Senior IT Security Risk Management Analyst
Chicago, IL

Job Description

Job Summary

Maps policy requirements and changes to develop effective security processes. Translates the overarching concerns of IT Risk Management (risk posture, policy compliance, and compliance burden) into processes and programs. Maintains relationships with business areas that interact with IT Policy & Risk Assessment processes in a complex manner or on a frequent, on-going basis. May provide training and guidance to lower level staff. The level of work required is considered advanced and staff must be able to work under minimal supervision. This job does not have any direct reports.

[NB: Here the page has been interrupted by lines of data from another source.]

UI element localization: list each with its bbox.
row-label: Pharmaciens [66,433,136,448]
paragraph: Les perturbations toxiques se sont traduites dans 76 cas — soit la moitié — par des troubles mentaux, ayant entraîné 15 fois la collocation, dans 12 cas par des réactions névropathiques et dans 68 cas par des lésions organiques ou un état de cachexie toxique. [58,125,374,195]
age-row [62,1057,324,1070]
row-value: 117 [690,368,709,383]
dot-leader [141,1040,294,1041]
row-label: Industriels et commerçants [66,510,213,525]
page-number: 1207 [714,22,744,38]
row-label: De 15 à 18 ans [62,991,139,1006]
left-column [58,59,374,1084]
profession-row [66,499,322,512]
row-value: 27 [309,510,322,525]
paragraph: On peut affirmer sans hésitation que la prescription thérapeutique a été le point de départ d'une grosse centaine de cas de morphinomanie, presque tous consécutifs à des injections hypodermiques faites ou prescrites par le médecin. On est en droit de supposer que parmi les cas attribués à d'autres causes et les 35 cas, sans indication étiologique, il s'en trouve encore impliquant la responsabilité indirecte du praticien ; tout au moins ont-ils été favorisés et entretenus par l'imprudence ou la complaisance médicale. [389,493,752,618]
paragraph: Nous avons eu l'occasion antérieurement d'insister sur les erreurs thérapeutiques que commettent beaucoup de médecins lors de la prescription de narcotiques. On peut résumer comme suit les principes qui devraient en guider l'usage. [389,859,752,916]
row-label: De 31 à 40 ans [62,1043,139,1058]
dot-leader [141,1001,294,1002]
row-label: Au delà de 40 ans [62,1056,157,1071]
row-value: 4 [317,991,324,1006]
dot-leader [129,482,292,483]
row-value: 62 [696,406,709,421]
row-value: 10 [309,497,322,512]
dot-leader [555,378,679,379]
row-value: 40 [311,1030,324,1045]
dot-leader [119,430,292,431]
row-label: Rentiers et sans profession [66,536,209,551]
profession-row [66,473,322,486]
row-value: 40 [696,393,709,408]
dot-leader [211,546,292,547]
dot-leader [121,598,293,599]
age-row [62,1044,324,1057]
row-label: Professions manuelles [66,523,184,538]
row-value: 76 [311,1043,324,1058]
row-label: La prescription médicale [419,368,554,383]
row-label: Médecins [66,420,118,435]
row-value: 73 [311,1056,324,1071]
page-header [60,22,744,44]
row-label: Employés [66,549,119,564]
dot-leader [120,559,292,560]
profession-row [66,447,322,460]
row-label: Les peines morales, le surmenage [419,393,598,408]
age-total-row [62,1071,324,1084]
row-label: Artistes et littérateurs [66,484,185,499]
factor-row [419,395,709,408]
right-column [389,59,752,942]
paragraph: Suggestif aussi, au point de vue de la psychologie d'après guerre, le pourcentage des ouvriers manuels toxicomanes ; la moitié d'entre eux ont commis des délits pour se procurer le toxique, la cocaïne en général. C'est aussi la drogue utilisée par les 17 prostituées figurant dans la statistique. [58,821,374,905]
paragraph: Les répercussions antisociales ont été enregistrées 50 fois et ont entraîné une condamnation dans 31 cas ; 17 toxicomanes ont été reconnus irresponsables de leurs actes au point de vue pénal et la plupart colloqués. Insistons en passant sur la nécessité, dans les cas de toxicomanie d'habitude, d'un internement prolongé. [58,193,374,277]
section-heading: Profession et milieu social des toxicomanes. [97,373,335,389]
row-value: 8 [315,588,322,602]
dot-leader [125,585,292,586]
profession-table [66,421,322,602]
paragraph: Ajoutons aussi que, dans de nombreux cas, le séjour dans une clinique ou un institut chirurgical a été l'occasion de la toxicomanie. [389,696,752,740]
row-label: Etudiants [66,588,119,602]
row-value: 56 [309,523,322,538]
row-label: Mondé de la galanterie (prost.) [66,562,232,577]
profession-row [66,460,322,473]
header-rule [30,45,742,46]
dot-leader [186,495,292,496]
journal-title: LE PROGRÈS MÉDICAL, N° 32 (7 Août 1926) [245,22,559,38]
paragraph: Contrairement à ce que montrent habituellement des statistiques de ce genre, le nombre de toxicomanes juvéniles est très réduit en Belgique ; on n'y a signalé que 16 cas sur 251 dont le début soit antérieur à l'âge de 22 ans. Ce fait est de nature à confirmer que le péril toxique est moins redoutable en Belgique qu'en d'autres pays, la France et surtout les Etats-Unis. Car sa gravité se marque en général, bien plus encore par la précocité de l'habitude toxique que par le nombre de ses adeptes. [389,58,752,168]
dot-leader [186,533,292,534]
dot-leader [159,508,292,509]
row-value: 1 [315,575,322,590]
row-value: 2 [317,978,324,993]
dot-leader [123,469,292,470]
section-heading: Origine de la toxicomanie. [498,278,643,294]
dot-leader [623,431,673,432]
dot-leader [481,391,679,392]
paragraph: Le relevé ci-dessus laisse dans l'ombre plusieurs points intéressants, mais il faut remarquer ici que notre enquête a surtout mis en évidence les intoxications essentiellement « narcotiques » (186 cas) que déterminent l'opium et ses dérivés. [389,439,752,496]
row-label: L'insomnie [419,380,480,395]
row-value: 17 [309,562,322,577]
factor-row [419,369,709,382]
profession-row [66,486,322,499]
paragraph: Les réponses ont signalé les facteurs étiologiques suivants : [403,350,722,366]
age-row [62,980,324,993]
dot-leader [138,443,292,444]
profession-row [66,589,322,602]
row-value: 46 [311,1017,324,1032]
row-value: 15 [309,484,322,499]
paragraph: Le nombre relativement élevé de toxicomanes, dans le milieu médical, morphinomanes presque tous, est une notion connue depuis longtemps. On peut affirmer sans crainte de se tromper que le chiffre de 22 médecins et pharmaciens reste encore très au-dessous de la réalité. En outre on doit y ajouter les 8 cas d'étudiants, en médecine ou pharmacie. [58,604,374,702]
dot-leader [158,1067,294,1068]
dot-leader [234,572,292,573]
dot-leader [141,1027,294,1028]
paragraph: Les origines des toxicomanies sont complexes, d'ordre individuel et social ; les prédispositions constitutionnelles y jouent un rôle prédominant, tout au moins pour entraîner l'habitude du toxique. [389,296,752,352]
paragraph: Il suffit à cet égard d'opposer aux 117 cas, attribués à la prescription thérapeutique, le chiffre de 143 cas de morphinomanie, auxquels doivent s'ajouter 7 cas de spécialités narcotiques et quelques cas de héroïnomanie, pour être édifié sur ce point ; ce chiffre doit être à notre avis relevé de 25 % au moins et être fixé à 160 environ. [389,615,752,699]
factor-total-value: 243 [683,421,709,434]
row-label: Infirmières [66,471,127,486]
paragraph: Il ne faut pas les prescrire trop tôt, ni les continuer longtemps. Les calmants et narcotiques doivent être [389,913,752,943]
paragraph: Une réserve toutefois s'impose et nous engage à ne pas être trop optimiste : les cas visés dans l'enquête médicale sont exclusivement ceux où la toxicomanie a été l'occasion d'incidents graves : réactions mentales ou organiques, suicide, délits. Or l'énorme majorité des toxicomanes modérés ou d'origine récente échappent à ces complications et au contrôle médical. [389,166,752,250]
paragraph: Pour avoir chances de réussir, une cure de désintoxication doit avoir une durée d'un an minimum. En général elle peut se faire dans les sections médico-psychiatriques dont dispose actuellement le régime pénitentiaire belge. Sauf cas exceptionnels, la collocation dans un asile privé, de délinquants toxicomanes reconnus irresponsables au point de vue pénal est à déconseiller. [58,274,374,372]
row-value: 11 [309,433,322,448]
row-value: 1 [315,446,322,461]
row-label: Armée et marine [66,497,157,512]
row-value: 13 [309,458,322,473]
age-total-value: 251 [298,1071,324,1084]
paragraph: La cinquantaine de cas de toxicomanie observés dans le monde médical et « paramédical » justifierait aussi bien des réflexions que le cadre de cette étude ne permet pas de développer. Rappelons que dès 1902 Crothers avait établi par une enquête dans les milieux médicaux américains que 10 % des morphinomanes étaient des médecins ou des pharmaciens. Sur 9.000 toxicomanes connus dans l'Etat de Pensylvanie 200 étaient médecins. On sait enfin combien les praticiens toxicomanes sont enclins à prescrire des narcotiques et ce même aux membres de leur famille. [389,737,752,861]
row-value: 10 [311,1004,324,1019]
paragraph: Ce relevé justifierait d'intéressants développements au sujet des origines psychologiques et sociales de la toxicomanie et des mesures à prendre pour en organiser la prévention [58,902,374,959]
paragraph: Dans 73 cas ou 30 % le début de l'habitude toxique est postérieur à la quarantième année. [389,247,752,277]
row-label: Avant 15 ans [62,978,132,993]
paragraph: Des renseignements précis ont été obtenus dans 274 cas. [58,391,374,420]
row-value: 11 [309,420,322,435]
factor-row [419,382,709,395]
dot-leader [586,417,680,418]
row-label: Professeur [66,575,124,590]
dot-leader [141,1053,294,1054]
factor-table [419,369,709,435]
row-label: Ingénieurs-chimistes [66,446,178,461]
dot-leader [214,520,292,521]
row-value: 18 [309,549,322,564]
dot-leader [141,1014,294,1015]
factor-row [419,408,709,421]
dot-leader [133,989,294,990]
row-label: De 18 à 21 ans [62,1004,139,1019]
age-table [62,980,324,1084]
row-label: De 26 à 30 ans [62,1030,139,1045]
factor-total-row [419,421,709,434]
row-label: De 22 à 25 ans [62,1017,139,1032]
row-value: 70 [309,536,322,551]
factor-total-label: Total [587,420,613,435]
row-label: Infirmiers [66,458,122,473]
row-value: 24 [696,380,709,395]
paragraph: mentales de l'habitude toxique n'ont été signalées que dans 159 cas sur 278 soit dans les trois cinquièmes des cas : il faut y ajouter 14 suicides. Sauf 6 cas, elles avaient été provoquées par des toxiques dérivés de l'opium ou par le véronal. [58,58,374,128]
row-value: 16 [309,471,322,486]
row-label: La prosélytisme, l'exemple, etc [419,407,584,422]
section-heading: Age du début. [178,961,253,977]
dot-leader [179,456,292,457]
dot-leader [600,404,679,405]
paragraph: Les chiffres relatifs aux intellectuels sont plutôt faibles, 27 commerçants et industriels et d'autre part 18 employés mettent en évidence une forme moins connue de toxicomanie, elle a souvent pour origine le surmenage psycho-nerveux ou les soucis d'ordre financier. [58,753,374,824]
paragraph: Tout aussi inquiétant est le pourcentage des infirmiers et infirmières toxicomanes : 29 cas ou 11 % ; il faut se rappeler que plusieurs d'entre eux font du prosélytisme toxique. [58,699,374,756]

Principal Duties and Responsibilities

* Identifies needs and develops and implements technology-related internal controls across IT
* Leads projects to ensure effective implementation of information security or IT Policy & Risk Assessment initiatives
* Researches and keeps updated with emerging risk and compliance trends and IT security regulations, and provides recommendations to meet the changing regulatory landscape
* Assesses internal control performance, identifies weaknesses, and provides recommendations to strengthen the control environment. Monitors compliance with IT policies, procedures, and operating standards
* Leads departments through all aspects of the risk evaluation process
* Serves as a key team member and central point of contact during internal audit processes
* Reviews evidence provided by departments to document remediation of internal control issues or that support the closure of action plans; provides a recommendation to management as to whether the evidence is sufficient
* Collects and organizes data for report preparation and analysis; performs special projects as needed (e.g. surveys, studies), including memos and status reports for management
* Leads department IT Policy & Risk Assessment process improvement projects
* May represent IT at SOX Coordinators meetings and at the IFCC (Internal Financial Controls Committee)

Education and Experience

* Bachelor's Degree in business, information technology, or other related field or equivalent work experience
* 5 years of experience in risk management, audit or information security disciplines

Knowledge and Skills

* Ability to communicate risk and compliance subjects to multiple audiences, including technicians (e.g., IS Liaisons and IS Engineers), business people and management
* Strong understanding of the impact of risk/compliance topics on business processes
* Strong knowledge of and ability to apply presentation software
* Project management experience
* Strong public speaking and written/verbal communication skills
* Strong research and analysis skills
* Familiarity with common information security frameworks
* Industry certification, such as CISSP, preferred



Other Requirements and Physical Requirements

This document indicates the general nature and level of work performed by employees within this position. It is not a comprehensive inventory of all duties, responsibilities, and qualifications required of employees assigned to this job. An employee's responsibilities, tasks, and duties might differ from those outlined in the job description, and other duties, as assigned, are a part of the job. The Federal Reserve Bank of Chicago reserves the right to modify the elements of this job description, as business needs require.